Despite being in a better position than the US, we are facing what some experts have called an integrity deficit, a decade-long decline in funding for the agencies responsible for securing good governance. This budget was an opportunity to reverse that trend, but that opportunity has not been taken. I want to talk about three aspects that need to be protected—independence, resourcing and oversight—and why we can't afford to put this off.
Firstly, on independence, for us to trust that integrity agencies are doing their job, we must know that they're independent and unable to be influenced by government. How do you ensure that independence? Part of it involves looking at who these agencies report to.
In Australia, many integrity agencies sit under a minister. They're part of the Public Service that reports to the executive, and this creates a conflict. These agencies should be staffed under legislation that reflects their independence and their role as offices of the parliament.
If they reported to the parliament rather than the executive, there would be greater trust that they could hold the executive to account. Second is resourcing. This is the part that's most directly relevant to the budget before the House.
Integrity agencies cannot undertake their work if they're not funded to do so, and we're seeing too many examples of integrity agencies with declining resources. For example, the Ombudsman's funding will fall from $48 million this year to $37 million in 2028-29. Funding for the OAIC is also set to fall, from a high of $40 million to $26 million by the end of the forward estimates.
Funding for the Human Rights Commission is set to fall, from $32 million last year to $28 million this year, with funding not expected to recover over the forward estimates. The DPP will see funding fall from $128 million this year to just $101 million next year, and even less in subsequent years. This decline in funding is absolutely unacceptable and should ring alarm bells.
The third element is oversight. We also need to acknowledge that parliamentary committees and oversight groups are often dominated by the government of the day, and that limits their effectiveness. But, if integrity agencies are truly independent and well resourced, they can then do what committees cannot—investigate fearlessly, speak truth to power and protect the public interest.

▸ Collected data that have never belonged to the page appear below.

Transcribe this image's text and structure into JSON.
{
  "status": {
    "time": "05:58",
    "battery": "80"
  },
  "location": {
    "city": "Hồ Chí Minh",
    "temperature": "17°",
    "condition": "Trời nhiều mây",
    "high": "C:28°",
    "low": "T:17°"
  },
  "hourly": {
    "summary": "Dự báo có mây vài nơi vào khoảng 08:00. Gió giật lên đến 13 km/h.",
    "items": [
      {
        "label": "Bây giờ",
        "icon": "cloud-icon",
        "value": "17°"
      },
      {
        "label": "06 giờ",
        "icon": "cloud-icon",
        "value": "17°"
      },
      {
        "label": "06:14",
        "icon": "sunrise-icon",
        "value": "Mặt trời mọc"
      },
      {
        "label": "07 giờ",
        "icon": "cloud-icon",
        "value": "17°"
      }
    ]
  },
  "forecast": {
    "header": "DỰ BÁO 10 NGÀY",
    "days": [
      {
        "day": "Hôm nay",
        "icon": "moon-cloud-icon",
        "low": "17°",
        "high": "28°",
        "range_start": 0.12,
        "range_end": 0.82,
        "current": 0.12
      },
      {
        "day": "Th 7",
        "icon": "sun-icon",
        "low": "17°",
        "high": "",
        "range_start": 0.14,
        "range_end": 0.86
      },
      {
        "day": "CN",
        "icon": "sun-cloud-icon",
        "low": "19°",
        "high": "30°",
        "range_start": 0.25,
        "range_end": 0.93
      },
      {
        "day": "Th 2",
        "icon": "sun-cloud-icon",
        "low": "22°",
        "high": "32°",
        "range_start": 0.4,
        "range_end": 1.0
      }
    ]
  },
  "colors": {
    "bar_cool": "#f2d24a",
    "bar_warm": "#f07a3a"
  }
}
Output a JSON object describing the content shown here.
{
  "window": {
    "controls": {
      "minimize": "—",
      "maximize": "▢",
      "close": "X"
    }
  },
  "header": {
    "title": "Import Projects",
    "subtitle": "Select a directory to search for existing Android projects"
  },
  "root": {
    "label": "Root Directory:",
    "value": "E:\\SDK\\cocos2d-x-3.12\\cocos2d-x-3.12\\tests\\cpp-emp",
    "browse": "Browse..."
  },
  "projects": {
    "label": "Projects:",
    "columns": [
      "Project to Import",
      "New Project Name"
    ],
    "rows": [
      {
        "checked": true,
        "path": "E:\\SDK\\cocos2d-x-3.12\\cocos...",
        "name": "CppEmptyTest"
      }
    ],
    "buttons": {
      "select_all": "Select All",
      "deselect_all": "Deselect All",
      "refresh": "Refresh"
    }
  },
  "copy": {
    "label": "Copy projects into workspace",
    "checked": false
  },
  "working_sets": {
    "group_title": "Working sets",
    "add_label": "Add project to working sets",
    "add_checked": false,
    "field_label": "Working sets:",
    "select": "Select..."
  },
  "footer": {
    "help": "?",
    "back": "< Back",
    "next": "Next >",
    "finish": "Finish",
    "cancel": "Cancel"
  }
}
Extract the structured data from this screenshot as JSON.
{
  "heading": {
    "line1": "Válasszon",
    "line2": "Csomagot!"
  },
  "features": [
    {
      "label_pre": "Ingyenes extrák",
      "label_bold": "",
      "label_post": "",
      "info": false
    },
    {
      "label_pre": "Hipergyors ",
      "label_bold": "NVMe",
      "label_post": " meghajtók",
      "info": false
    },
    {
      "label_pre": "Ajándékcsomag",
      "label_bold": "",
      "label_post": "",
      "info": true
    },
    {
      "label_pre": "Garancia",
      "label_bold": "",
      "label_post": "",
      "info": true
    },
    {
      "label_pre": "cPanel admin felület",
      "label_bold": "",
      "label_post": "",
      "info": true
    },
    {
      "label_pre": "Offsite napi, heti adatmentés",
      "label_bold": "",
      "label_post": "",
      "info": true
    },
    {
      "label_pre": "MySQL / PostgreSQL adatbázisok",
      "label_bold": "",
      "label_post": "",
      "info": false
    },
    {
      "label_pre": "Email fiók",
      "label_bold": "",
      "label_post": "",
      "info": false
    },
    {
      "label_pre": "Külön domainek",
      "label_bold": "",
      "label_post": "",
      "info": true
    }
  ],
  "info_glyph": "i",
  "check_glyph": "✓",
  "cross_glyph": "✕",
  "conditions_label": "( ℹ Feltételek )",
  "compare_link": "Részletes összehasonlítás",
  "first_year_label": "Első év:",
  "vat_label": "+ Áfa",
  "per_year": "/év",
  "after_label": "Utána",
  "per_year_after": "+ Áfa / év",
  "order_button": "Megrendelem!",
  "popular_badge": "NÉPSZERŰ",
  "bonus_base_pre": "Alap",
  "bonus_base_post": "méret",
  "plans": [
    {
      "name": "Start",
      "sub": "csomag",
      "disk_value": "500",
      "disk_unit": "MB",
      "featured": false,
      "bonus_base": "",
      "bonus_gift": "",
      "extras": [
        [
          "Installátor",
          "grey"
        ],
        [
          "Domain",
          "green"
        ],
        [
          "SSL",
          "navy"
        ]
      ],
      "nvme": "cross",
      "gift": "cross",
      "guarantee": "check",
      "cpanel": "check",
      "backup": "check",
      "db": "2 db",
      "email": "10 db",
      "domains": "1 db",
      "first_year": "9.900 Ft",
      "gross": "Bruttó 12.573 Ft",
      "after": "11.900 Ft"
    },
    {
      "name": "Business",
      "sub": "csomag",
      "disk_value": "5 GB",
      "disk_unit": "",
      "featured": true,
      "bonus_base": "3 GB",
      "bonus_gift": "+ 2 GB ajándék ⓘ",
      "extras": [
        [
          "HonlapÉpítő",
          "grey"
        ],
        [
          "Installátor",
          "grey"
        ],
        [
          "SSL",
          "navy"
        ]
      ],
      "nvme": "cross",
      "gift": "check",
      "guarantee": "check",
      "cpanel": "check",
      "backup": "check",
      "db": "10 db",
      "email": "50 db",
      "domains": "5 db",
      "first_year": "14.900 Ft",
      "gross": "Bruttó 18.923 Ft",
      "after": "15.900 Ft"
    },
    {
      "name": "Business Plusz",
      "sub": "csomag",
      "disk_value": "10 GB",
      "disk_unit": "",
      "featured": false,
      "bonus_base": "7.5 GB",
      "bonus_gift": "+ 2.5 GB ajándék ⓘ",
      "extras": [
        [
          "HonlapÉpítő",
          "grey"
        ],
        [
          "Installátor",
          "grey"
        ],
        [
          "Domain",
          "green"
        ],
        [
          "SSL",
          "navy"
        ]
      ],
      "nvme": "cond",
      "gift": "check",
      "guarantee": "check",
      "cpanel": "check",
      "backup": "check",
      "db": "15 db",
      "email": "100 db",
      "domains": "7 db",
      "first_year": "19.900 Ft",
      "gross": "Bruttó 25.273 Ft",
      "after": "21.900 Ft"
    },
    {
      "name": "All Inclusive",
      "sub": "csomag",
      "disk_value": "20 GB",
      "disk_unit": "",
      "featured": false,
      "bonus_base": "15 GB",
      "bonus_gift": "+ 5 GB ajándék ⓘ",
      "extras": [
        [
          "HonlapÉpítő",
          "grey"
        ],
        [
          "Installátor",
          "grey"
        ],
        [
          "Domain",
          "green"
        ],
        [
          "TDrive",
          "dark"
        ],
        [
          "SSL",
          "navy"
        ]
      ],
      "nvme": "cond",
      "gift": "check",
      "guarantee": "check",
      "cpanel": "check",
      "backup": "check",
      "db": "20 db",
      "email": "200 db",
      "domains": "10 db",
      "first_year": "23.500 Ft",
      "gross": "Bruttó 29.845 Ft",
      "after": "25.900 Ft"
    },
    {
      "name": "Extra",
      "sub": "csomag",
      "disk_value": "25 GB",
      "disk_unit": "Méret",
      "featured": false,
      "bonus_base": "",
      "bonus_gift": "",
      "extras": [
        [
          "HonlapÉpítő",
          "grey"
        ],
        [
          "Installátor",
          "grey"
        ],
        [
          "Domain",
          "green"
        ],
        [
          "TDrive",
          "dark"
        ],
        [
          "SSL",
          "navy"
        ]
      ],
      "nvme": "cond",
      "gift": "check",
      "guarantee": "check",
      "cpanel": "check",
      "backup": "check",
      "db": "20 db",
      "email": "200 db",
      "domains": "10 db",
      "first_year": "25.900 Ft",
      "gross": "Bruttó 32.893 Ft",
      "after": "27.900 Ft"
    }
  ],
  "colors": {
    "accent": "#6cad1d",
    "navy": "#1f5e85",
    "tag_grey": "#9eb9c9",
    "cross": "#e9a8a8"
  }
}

These institutions should report to the parliament, not to the executive. I've met with a range of experts, including the former Commonwealth ombudsman, Allan Asher, and the former head of the Consumers Federation of Australia, Robin Brown, who, along with academics, judges, advocates and former integrity practitioners, have developed a five-point reform plan.
They have published an open letter—which I hope the Attorney-General has seen—which outlines a clear path forward. Some of the actions these experts have identified include making integrity agency offices of the parliament protected from government interference and guaranteeing sustained resourcing so they can hold government to account and are protected from retaliation.
This is not about attacking anyone government; it's about futureproofing our democracy. I urge the Attorney-General to read, consider and respond to these asks.